For write a code, optimized with all frameworks, you must use some best practices.

  • Avoid very large partition: so that they fit in a worker's available memory.
  • Avoid very large graphs: because that can create an overhead on task.
  • Learn techniques for customization: in order to improve the efficiency of your processes.
  • Stop using Dask when no longer needed: like when you are iterating on a much smaller amount of data (to_backend().
  • Persist in distributed RAM when you can: in doing so, accessing RAM memory will be faster.
  • Processes and threads: be careful to separate numeric work from text data to maintain efficiency.
  • Load data with Dask or Spark: for instance, if you need to work with large Python objects, let Dask create them (instead of creating them outside Dask or Spark and then handing thom over the framework).

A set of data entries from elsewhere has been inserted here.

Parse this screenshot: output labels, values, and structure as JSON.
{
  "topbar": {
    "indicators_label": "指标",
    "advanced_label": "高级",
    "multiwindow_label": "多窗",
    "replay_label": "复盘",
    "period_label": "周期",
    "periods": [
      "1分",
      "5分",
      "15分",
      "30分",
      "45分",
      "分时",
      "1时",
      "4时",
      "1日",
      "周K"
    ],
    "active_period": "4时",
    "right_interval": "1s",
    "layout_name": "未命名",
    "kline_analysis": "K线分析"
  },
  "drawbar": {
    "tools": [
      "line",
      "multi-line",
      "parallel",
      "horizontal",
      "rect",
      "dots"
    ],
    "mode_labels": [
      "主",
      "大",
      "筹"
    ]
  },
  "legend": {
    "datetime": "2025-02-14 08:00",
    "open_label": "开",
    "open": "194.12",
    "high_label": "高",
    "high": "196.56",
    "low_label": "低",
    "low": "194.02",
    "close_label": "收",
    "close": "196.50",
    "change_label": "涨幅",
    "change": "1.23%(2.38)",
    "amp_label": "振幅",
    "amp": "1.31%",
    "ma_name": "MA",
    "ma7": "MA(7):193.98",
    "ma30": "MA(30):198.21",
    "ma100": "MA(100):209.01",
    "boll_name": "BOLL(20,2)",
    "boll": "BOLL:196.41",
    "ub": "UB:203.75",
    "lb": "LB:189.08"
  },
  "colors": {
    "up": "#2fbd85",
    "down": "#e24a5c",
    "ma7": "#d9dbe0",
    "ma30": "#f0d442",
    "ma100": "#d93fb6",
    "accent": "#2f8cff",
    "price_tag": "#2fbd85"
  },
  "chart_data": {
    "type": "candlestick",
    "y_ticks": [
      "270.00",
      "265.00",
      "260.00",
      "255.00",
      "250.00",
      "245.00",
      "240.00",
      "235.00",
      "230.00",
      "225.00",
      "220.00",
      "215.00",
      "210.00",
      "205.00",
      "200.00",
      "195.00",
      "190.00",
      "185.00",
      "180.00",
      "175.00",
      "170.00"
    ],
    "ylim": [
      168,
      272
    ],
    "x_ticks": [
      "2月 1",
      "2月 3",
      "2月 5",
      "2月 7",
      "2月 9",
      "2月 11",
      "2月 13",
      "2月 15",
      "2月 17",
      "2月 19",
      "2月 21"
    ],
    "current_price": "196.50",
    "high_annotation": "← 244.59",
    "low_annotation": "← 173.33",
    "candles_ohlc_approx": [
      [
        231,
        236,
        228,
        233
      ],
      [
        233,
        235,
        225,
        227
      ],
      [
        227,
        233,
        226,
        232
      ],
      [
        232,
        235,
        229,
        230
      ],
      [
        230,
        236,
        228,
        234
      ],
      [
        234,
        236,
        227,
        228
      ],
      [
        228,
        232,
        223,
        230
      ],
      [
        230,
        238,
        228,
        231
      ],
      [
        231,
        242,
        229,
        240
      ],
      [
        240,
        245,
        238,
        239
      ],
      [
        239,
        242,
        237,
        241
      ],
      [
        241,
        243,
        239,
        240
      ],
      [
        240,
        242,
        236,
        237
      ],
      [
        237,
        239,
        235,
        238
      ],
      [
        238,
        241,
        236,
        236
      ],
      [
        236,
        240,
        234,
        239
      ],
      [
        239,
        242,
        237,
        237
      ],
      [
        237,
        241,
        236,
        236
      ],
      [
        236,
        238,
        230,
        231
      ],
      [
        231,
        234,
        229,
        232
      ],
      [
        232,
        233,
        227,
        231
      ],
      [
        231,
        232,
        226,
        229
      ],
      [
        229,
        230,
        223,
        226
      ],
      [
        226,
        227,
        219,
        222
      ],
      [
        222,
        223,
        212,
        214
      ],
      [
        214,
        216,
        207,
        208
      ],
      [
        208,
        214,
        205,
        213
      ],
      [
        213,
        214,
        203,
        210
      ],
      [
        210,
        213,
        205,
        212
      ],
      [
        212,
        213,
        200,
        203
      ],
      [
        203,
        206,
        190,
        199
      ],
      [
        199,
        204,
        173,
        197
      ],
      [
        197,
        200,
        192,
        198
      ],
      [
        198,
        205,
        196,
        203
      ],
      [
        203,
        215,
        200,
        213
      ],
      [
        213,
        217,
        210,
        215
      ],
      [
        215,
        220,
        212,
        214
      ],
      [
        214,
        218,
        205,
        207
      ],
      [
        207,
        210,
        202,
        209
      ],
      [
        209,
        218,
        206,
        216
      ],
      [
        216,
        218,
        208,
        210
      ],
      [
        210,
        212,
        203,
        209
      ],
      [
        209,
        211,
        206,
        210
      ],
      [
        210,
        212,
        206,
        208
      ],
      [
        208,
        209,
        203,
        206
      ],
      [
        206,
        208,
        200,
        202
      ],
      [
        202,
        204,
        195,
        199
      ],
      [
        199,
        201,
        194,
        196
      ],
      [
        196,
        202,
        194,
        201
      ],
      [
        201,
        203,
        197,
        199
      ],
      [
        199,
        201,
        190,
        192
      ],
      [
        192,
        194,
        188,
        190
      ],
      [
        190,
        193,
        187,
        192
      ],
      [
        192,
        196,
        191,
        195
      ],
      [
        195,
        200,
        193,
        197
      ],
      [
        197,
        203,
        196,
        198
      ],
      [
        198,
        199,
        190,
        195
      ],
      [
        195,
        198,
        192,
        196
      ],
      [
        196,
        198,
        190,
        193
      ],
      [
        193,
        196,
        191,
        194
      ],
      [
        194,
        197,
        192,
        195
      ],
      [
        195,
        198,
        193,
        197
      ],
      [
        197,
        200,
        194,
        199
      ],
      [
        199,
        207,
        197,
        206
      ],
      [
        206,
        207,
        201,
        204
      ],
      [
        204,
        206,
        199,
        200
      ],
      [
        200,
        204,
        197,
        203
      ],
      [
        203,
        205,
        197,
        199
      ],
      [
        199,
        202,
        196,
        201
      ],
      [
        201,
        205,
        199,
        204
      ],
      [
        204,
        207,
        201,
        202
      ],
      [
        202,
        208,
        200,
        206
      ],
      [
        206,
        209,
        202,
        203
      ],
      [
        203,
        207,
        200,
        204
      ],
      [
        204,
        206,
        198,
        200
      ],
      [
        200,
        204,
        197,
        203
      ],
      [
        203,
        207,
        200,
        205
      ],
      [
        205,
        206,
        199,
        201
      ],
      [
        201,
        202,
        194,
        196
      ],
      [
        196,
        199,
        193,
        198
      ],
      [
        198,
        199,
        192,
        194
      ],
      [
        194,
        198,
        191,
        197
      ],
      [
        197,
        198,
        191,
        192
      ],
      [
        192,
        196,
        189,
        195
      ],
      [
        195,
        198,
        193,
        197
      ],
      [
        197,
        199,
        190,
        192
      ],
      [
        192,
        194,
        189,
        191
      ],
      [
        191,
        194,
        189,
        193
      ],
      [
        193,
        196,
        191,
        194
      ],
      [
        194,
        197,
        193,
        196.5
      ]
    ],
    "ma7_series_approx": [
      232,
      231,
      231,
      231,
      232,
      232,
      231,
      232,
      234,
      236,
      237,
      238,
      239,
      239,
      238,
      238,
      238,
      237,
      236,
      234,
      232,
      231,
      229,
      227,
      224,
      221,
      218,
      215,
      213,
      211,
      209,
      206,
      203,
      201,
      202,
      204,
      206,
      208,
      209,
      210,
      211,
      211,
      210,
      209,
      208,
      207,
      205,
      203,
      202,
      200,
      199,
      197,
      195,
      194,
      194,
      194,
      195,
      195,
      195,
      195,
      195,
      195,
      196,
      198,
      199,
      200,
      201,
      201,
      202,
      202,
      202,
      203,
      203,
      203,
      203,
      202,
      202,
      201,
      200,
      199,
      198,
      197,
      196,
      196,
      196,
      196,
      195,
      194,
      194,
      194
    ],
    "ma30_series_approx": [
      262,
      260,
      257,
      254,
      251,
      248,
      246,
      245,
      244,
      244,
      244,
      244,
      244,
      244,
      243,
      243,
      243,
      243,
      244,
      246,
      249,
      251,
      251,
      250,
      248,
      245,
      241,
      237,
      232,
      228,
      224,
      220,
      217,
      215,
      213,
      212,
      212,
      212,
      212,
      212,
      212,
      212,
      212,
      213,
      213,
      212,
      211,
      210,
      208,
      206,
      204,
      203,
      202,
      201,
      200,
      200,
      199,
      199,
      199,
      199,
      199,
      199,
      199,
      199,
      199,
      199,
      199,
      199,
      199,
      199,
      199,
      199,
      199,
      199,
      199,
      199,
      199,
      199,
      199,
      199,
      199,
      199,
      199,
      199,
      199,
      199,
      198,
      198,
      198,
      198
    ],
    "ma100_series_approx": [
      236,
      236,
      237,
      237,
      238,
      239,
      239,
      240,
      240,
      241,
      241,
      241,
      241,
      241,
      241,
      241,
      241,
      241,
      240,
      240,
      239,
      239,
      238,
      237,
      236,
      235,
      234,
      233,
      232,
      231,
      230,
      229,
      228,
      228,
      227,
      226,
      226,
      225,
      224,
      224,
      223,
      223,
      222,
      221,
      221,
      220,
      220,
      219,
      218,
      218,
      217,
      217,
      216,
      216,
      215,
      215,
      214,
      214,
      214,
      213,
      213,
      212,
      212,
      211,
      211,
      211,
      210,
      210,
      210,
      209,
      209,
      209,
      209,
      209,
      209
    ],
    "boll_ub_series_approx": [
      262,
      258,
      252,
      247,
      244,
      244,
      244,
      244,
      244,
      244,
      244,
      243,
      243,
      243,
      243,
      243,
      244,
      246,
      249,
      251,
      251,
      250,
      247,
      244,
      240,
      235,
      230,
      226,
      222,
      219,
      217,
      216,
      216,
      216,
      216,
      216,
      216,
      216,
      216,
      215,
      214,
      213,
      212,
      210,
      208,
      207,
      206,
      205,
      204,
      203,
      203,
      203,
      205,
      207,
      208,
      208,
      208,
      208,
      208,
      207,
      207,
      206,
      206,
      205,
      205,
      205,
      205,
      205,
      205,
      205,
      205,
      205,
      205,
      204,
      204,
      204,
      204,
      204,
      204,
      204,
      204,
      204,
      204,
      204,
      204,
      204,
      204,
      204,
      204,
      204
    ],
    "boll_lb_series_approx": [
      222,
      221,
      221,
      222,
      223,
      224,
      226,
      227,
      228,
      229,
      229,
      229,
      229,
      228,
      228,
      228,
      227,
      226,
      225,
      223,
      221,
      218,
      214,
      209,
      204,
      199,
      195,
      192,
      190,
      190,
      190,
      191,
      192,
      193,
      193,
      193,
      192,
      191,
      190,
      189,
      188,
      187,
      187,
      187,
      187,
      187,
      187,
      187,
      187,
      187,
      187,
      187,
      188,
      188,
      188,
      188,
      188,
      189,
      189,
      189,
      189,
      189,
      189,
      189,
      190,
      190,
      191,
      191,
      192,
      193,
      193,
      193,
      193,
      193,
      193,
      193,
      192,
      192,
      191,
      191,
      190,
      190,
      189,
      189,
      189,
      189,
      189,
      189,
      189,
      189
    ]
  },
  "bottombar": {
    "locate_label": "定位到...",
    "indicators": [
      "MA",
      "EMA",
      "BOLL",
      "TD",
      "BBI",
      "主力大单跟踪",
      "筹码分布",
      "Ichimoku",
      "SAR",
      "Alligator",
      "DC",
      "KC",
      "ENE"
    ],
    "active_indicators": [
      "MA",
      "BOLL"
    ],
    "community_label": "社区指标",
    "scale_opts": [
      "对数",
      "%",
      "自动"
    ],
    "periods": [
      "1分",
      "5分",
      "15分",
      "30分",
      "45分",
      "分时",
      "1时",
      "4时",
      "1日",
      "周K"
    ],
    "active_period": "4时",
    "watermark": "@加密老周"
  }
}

  • Avoid using VDataFrame or VSeries outside the unit tests
  • Avoid calling compute repeatedly: as this can lower performance.
  • Avoid iterate over rows or columns of DataFrame: Use apply() or apply_rows() to distribute the code in the cluster and GPU.

If you know that the volume of data is compatible with one node, you can convert a distributed dataframe to BackendDataFrame and continue to manipulate the data locally. Use the .to_backend() to convert a Dataframe to a local Pandas like Dataframe or .to_ndarray() to convert a DataFrame to a local numpy like array.